Firstly, platinum is denser than gold, which means that a platinum piece is heavier than a similar gold piece.

Secondly, the processing cost of platinum is higher. While you can generally remelt gold scraps from working on a piece, scraps of platinum mostly cannot be reused and will have to be refined. In fact, some bench jewellers will not work with platinum because it will contaminate their gold-only workbench.

Thirdly, it really is harder to work on a platinum piece. The melting point of platinum is higher, so you will need to work with a hotter flame.

Fourthly, you can’t sell off platinum like you can sell gold, so if your jeweller buys extra platinum to work on your piece, s/he can’t sell it off, well, not as conveniently.

Why not silver?

Here we put the two to compare because they are the only precious metals to hold quality gemstones. Jewellers are less inclined to set a $1000 per carat gemstone on silver because it is hard to convince the market to pay for fine or rare gemstones in a sterling silver setting.

Once a fiery or vivid gemstone is set on solid gold, everything ‘feels’ different. This could be because the warmth of the yellow gold or shine of white gold casts a glow to the colour of gemstones. Sort of like enhancing it, except legit. The final piece of jewelry just looks better when set on gold or platinum. Metaphysical reasons outweigh physical ones here.

The Luxe Look of Tradition

Outside of specific interests, loose gemstones are stones until they are ‘housed’ and then ‘decorated’ properly.

Which brings us to decoration. Again subjectively speaking, in the aesthetic and nature of ‘white’, platinum comes closer to being well-decorated, naturally. While contemporary jewellery techniques may sometimes plate rhodium over platinum, it is not necessary and the ‘raw’ look of processed platinum is luxurious enough for most designers.

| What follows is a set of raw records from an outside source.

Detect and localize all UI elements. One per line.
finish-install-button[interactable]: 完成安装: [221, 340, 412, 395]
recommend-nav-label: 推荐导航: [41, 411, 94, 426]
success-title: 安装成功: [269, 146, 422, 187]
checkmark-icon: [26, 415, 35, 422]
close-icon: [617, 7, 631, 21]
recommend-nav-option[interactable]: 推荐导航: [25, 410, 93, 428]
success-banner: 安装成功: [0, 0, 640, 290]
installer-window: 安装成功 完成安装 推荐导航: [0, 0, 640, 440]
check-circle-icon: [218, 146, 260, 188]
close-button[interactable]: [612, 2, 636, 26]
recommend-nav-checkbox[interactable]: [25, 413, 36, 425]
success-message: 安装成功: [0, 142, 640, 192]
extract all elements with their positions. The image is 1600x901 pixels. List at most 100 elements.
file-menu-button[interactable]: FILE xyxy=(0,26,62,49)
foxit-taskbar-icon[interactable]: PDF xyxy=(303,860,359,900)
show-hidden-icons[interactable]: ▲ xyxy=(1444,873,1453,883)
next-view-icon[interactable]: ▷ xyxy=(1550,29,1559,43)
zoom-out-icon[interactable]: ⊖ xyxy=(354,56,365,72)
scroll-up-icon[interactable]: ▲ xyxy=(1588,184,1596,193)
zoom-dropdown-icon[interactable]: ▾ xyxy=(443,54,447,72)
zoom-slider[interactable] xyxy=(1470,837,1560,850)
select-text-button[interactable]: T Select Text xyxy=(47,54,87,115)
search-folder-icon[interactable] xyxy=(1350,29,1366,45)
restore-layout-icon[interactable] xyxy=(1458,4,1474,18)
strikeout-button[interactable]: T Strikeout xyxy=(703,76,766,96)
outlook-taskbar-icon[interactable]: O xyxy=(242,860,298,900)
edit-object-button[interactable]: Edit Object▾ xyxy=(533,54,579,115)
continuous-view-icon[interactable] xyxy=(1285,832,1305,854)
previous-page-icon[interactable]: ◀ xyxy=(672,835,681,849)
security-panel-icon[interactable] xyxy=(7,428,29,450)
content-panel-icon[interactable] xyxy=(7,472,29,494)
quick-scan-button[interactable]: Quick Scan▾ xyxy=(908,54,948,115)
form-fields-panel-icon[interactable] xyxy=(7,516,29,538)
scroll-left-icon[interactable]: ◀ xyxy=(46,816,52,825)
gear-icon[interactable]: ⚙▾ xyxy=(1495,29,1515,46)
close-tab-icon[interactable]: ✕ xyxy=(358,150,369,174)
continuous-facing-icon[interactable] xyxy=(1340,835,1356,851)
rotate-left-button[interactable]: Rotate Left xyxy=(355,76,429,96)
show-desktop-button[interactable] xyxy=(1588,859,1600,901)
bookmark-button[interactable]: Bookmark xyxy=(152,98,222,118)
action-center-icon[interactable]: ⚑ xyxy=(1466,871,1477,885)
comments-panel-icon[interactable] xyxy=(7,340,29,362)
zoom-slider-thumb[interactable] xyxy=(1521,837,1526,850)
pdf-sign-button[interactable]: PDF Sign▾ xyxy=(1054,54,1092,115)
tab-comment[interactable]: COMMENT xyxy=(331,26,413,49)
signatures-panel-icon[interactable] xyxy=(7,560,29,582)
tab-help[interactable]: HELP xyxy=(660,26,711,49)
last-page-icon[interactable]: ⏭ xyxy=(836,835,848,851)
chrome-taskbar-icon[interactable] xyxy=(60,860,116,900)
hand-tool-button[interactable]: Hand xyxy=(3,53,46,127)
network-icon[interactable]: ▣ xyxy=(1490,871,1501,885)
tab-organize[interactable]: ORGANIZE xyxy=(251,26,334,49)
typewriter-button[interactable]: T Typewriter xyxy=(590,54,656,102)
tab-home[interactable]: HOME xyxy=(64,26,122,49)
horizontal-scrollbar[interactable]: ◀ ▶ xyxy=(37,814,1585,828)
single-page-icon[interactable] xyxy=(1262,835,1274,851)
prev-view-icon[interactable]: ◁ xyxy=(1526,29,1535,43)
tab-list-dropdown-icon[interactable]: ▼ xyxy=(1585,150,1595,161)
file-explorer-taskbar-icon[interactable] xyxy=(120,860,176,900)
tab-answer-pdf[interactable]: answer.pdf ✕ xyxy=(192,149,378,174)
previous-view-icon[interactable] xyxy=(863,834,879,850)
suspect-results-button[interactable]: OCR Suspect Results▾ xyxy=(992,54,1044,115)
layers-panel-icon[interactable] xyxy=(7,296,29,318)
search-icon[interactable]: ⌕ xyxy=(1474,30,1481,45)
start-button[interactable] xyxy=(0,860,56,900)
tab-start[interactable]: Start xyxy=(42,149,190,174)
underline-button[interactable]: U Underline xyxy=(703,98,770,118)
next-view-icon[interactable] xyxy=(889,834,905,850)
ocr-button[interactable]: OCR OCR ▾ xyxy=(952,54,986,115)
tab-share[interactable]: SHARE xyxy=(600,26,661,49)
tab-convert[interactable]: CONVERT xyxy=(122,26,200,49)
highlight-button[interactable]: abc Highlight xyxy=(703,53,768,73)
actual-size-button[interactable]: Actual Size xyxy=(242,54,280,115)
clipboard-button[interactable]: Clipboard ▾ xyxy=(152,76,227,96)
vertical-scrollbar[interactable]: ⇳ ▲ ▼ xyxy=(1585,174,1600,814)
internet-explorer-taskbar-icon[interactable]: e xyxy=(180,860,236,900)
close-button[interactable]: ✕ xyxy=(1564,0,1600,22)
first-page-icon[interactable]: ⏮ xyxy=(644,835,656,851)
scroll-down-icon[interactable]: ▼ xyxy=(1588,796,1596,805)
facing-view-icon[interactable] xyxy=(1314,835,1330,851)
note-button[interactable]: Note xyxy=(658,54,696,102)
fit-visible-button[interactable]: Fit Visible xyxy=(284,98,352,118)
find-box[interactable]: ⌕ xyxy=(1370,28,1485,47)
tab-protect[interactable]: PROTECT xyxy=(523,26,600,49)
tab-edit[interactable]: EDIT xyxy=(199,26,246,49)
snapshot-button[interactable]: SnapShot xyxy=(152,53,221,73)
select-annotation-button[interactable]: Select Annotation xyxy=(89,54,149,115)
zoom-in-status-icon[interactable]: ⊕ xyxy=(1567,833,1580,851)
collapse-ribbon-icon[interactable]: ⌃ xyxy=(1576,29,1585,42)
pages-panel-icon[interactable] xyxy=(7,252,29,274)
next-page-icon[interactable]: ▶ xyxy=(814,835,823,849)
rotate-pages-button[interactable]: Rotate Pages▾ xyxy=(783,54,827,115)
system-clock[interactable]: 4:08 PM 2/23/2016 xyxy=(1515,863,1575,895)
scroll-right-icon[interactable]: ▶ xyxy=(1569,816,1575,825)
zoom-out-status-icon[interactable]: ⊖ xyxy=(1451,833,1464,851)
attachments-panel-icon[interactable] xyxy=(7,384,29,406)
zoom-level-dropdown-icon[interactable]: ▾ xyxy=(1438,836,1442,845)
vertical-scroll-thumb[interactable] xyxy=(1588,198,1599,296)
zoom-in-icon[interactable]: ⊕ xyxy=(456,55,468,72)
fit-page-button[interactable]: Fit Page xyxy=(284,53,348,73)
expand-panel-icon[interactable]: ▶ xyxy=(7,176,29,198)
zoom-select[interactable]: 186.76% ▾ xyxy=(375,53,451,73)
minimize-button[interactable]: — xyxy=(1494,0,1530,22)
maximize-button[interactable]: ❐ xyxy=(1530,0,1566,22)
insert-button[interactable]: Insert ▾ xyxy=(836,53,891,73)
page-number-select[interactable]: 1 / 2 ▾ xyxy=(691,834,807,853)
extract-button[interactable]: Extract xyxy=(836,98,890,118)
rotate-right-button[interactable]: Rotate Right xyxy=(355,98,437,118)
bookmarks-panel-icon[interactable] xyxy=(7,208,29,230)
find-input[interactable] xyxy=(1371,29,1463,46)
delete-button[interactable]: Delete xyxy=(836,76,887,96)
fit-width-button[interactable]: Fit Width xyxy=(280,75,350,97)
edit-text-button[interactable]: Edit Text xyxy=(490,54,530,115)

This is verified by antique platinum jewellery we inherit. Other than to polish away scratches, many platinum pieces need no further glossing up before they are put up for sale. Being softer, gold prongs or gold ring bands tend to need reworking to be shelf ready.

In short, to continue the tradition we find in the platinum jewellery we inherit from history, we choose to work in platinum over white gold. We learn whatever we can from history and hopefully bring it onward to a meaningful tomorrow.

*Photos of platinum pieces to come*

The Luxe Look of Everyday, Since the Gatsby Era

But let’s not forget the flirty pieces of the Art Deco era. White gold was used popularly by the 1920s, especially for luxury jewellery that needed extensive metalworking. If platinum was used for such pieces, it would be expensive and fearfully weighty, especially around the neck or for chandelier earrings with already heavy stones. With machine work aiding hand-finished pieces, Art Deco jewellery showcases the finest make of white gold jewellery.

We will continue the tradition we find in these white gold jewellery, while balancing tactility (weight and feel) and beauty considerations. From the point of metalworking, large, intricate pieces would certainly benefit from using white gold.

art deco diamond white gold necklace
Typical Art Deco filigree necklaces in white gold. Of course the white gold has been re-plated over time. But the beauty is innate and imagining the piece in platinum seems too ‘heavy’, in more ways than one.
art deco filigree sapphire diamond bracelet
Another typical Art Deco filigree bracelet in white gold. Similarly the white gold has been re-plated over time. Again the use of white gold is justified and to commission a piece in platinum today may lose the delicacy of such a look.